Вот характерные выдержки из лабораторской «телеги»: «Много лет люди, работавшие в концертных организациях, были монопольными владельцами и хозяевами сферы популярной музыки. Существующие в этой сфере принципы взаимоотношений между администрацией концертных организаций, средствами массовой информации (радио, ТВ, пресса) гарантировали богатым людям бесконтрольное господство и процветание. Создание лаборатории сильно подорвало это господство, ибо на сцены учреждений культуры г. Москвы вышли люди, чья творческая одаренность была вне конъюнктурно-коммерческих ограничений. Рок-лаборатория вывела на официальную сцену отечественную рок-музыку – новый самобытный жанр, с которым теперь стало необходимо считаться профессионалам. Молодая музыка стала конкурентоспособной.
Кроме того, статус, полученный лабораторией в декабре 1986 года, поставил её в приблизительно равные условия по организации концертной деятельности. Для людей, являющихся «хозяевами» профессиональной рок-сцены, лаборатория стала представлять реальную угрозу их благополучию, ибо, помимо всего прочего, давала возможность музыкантам самим быть хозяевами своей творческой судьбы, заинтересованно и благожелательно решала их проблемы…
…В результате чего происходит реальное «удушение» лаборатории бесконечной волокитой по открытию счета, нерешению вопросов по размещению коллективов на базах, приобретению аппаратуры и т. д.».
Перемены в стране происходили тогда столь молниеносно, что конфликтная тема «отцов и детей» русского рока быстро потеряла актуальность. И рок-лаборатория через несколько лет уже стала никому не нужна. И «Машина» еще раньше покинула рассыпавшийся Росконцерт.
«Где-то к 1989-му, с развитием перестройки, Росконцерт сдулся, – объясняет Макар. – Появились кооперативы. Артисты получили возможность работать не через госконтору, а сами по себе. Мы так и поступили, забрав с собой из Росконцерта Валерия Ильича Голду. Он остался нашим директором, поскольку много нам помогал и по-человечески импонировал».

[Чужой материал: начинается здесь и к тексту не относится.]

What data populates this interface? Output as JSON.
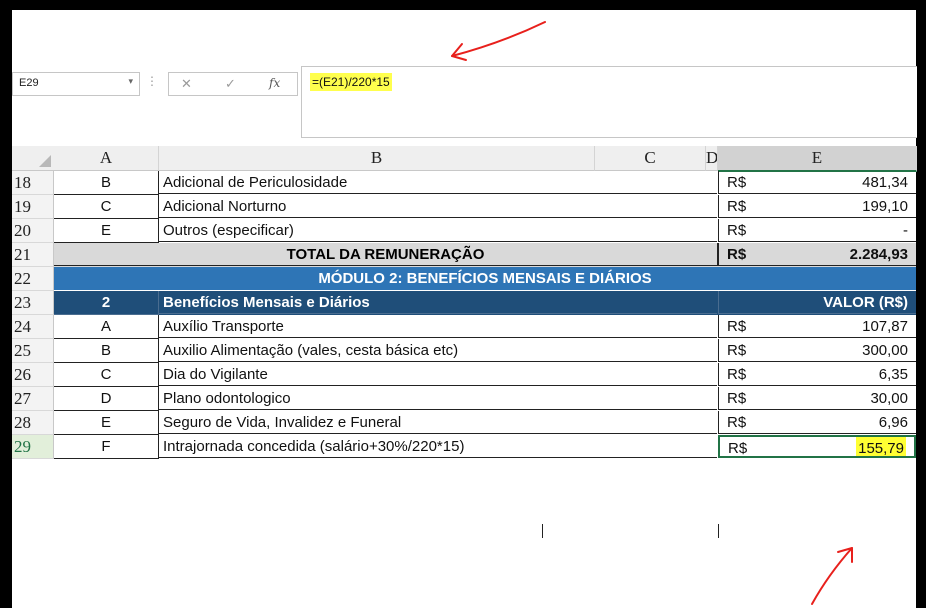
{
  "formula_bar": {
    "cell_ref": "E29",
    "dropdown_icon": "▾",
    "separator": "⋮",
    "cancel_icon": "✕",
    "enter_icon": "✓",
    "fx_label": "fx",
    "formula": "=(E21)/220*15"
  },
  "columns": {
    "A": "A",
    "B": "B",
    "C": "C",
    "D": "D",
    "E": "E"
  },
  "rows": [
    {
      "num": "18",
      "a": "B",
      "b": "Adicional de Periculosidade",
      "cur": "R$",
      "val": "481,34"
    },
    {
      "num": "19",
      "a": "C",
      "b": "Adicional Norturno",
      "cur": "R$",
      "val": "199,10"
    },
    {
      "num": "20",
      "a": "E",
      "b": "Outros (especificar)",
      "cur": "R$",
      "val": "-"
    }
  ],
  "total": {
    "num": "21",
    "label": "TOTAL DA REMUNERAÇÃO",
    "cur": "R$",
    "val": "2.284,93"
  },
  "module": {
    "num": "22",
    "label": "MÓDULO 2: BENEFÍCIOS MENSAIS E DIÁRIOS"
  },
  "section": {
    "num": "23",
    "a": "2",
    "b": "Benefícios Mensais  e Diários",
    "e": "VALOR (R$)"
  },
  "benefits": [
    {
      "num": "24",
      "a": "A",
      "b": "Auxílio Transporte",
      "cur": "R$",
      "val": "107,87"
    },
    {
      "num": "25",
      "a": "B",
      "b": "Auxilio Alimentação (vales, cesta básica etc)",
      "cur": "R$",
      "val": "300,00"
    },
    {
      "num": "26",
      "a": "C",
      "b": "Dia do Vigilante",
      "cur": "R$",
      "val": "6,35"
    },
    {
      "num": "27",
      "a": "D",
      "b": "Plano odontologico",
      "cur": "R$",
      "val": "30,00"
    },
    {
      "num": "28",
      "a": "E",
      "b": "Seguro de Vida, Invalidez e Funeral",
      "cur": "R$",
      "val": "6,96"
    },
    {
      "num": "29",
      "a": "F",
      "b": "Intrajornada concedida (salário+30%/220*15)",
      "cur": "R$",
      "val": "155,79"
    }
  ],
  "colors": {
    "header_blue": "#2e75b6",
    "section_navy": "#1f4e79",
    "total_gray": "#d9d9d9",
    "highlight": "#ffff33",
    "arrow": "#e8201c",
    "excel_green": "#217346"
  }
}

«Росконцертовское десятилетие, наверное, самое насыщенное и сложное время в истории «МВ», – считает Кутиков. Работать профессионально и находиться в андеграунде – две большие разницы. Постоянные худсоветы, достачи по репертуару, ограничения по гастролям, отсутствие денег. Все это продолжалось у нас практически до 1990 года. В момент ухода из Росконцерта я с женой и только что родившимся у нас ребенком жил в обычной однокомнатной квартире. Первую свою машину, подержанную «восьмерку», купил только в 89-м».
В том же 1989 году «Машина» отметила свое 20-летие сейшеном в лужниковском Дворце спорта, оказавшимся последним значительным событием в группе для прошедшего с «МВ» большую часть ее росконцертовского пути клавишника Александра Зайцева. Перед следующим днем рождения коллектива, к которому приурочили несколько концертов «Машины времени» в другом столичном Дворце спорта в Сетуни, Зайца уволили за продолжительную бытовую неадекватность и пофигизм. Для «машиновского» блондина это стало закатом карьеры и фактически нормальной жизни, для «Машины времени» – началом очередного этапа ее истории.
«На стыке 80-х и 90-х мы работали очень интенсивно, не вылезали из гастролей, давали по 15–20 концертов в месяц и играли здорово, – рассказывает Макаревич. – Я сейчас порой слушаю наши записи тех лет и замечаю, что у нас была хорошая сыгранность. Мы, что называется «попадали вместе», а это для группы крайне важно. И никакого кризиса «Машины» я не ощущал. Просто настал день, когда у нас наглухо исчез Заяц. С ним и прежде такое случалось, за что он строго наказывался. Но без толку. Как-то Саша пропал на неделю, затем еще на неделю, в следующий раз – практически на месяц. А тут, в преддверии важного для нас выступления в Москве, он исчез совсем недолго. Я понимал, что к нужной дате Зайцев может и не появиться. Где его искать неизвестно и концерты, которых мы столько ждали, сорвутся.